Pourtant, la Cour de cassation donne raison aux juges du fond d’avoir accueilli les demandes du CHSCT, en procédant à une interprétation amplifiante des textes, à la lumière du droit européen : « le CHSCT est compétent, pour exercer ses prérogatives, à l’égard de toute personne placée à quelque titre que ce soit sous l’autorité de l’employeur ».A elle seule, la formulation empruntée à l’article L.4111-5 du Code du travail, qui prévoit que les dispositions relatives à la santé et à la sécurité sont applicables aux salariés, y compris temporaires, aux stagiaires, « ainsi qu’à toute personne placée à quelque titre que ce soit sous l’autorité de l’employeur », n’aurait sans doute pas pu permettre d’étendre les missions du CHSCT à la protection de la santé des salariés du sous-traitant. 

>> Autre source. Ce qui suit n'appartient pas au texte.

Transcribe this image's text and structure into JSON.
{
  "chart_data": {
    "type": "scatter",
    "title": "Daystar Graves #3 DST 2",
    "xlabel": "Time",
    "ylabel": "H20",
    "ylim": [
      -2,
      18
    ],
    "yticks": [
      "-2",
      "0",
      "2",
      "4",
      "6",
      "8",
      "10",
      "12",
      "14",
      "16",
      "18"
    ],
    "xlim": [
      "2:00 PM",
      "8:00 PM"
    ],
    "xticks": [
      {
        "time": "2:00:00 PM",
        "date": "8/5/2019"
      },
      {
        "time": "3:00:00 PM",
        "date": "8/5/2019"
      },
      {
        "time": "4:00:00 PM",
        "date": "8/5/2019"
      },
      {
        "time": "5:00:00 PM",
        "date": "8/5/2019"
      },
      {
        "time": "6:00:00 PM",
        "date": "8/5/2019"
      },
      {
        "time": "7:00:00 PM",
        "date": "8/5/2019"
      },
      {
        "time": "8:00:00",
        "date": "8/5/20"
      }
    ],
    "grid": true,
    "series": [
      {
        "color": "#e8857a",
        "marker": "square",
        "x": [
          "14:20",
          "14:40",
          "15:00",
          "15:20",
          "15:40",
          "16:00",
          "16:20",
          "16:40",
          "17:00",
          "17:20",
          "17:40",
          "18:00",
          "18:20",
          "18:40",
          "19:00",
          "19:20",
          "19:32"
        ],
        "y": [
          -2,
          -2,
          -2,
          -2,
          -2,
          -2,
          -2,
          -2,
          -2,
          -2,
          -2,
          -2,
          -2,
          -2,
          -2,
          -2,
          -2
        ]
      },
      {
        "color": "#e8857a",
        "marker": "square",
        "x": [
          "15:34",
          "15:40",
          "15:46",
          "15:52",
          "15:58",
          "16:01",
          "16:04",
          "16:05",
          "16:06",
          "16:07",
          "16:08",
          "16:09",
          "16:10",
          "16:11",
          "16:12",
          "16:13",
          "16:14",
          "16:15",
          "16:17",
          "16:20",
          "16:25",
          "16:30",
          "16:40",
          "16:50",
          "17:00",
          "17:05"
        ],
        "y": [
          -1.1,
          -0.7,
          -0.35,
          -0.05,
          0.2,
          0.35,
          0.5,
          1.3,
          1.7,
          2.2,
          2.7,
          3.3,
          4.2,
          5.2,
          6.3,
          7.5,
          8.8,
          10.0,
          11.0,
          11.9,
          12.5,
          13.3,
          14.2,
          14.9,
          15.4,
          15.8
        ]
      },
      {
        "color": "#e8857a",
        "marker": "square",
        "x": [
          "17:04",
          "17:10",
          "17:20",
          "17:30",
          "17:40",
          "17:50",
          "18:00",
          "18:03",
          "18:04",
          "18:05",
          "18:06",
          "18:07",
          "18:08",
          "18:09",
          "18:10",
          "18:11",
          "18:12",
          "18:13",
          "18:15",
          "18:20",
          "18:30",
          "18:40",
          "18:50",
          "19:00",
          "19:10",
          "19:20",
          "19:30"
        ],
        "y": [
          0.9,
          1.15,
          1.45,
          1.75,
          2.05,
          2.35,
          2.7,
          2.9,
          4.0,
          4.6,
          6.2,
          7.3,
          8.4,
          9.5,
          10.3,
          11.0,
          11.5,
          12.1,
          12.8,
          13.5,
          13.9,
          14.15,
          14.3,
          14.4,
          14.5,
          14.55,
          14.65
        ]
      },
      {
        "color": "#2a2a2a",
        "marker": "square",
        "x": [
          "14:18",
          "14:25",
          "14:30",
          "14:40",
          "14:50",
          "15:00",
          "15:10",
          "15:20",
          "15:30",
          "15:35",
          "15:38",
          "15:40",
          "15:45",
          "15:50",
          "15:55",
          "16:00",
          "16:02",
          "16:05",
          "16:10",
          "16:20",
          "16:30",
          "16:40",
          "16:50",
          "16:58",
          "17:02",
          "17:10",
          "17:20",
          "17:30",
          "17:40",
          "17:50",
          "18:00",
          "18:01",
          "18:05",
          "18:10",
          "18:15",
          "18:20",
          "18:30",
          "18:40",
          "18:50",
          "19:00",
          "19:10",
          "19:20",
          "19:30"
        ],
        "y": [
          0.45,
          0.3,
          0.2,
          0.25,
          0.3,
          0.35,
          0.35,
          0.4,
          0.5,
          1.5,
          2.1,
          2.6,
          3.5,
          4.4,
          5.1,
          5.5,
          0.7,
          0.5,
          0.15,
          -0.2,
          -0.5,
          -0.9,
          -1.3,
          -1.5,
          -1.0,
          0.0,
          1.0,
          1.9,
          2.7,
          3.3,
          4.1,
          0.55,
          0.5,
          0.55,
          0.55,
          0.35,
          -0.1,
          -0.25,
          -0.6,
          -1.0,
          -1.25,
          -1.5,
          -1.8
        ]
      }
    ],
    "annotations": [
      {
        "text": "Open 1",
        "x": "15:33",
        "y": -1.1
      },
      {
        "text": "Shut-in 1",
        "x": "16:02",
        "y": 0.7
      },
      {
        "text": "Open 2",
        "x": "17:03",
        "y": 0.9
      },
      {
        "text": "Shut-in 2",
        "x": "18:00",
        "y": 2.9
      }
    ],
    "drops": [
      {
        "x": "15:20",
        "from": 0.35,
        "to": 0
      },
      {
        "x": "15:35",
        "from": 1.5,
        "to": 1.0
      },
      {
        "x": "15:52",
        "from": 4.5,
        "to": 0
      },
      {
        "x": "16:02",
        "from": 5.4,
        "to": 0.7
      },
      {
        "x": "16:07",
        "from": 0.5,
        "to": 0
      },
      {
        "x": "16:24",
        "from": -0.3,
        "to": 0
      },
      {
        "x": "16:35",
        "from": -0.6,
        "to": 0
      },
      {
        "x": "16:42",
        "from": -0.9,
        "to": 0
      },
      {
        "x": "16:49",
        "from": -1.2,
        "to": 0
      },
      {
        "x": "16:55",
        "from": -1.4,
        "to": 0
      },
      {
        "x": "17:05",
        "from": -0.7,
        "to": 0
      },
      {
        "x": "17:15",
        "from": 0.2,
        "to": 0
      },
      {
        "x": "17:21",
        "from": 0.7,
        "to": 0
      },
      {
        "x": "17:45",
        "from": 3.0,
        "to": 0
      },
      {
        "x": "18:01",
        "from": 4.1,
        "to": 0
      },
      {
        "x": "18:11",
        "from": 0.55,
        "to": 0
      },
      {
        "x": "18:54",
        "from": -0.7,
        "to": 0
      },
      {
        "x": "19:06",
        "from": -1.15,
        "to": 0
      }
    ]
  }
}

Le secours de la directive européenne 89/391/CEE du 12 juin 1989 concernant la mise en oeuvre de mesures visant à promouvoir l’amélioration de la sécurité et de la santé des travailleurs au travail a donc été crucial pour élargir la compétence du CHSCT aux salariés des sous-traitant, placés « à quelque titre que ce soit sous l’autorité de l’employeur» de l’entreprise donneuse d’ordre. La Cour de cassation fait ici prévaloir les objectifs en matière de prévention des risques de santé et de sécurité sur la lettre des textes et les catégories juridiques parfois un peu étriquées. Ce faisant, elle étend la compétence des CHSCT aux salariés des sous-traitants, sans qu’il soit nécessaire de constater un lien de subordination au sens strict.